Possibly Coconut should pass --allow-redefinition by default to alleviate this issue? Not sure about that.

evhub avatar Dec 10 '19 19:12 evhub

Or if I understand #510 correctly, add_pattern could define a unique name and this mypy check makes sense all of a sudden.

Thanks for the suggested flag!

EmilRehnberg avatar Dec 11 '19 07:12 EmilRehnberg

@EmilRehnberg #510 would not resolve this issue, as even after you give the function a unique name you still need to reassign it if you want it to override the old name.
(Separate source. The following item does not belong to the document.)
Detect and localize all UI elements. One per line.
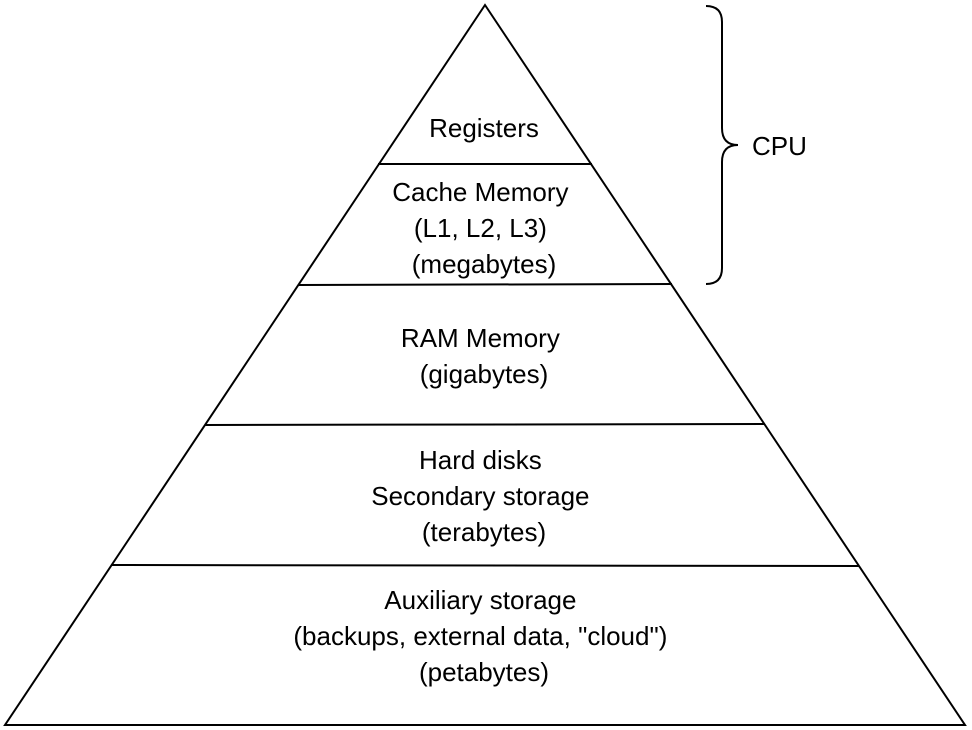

So I think it still makes sense to consider whether Coconut should pass --allow-redefinition by default. I'm going to leave this issue open for that reason.

evhub avatar Dec 12 '19 09:12 evhub

Related to #520, Coconut could add # type: ignore[no-redef] when addpattern is used. For me, ideally, it could be added only when addpattern is used before the function is called, but I guess this is very hard to implement. Maybe include # type: ignore[no-redef] when addpattern is used right on the same file where function was declared.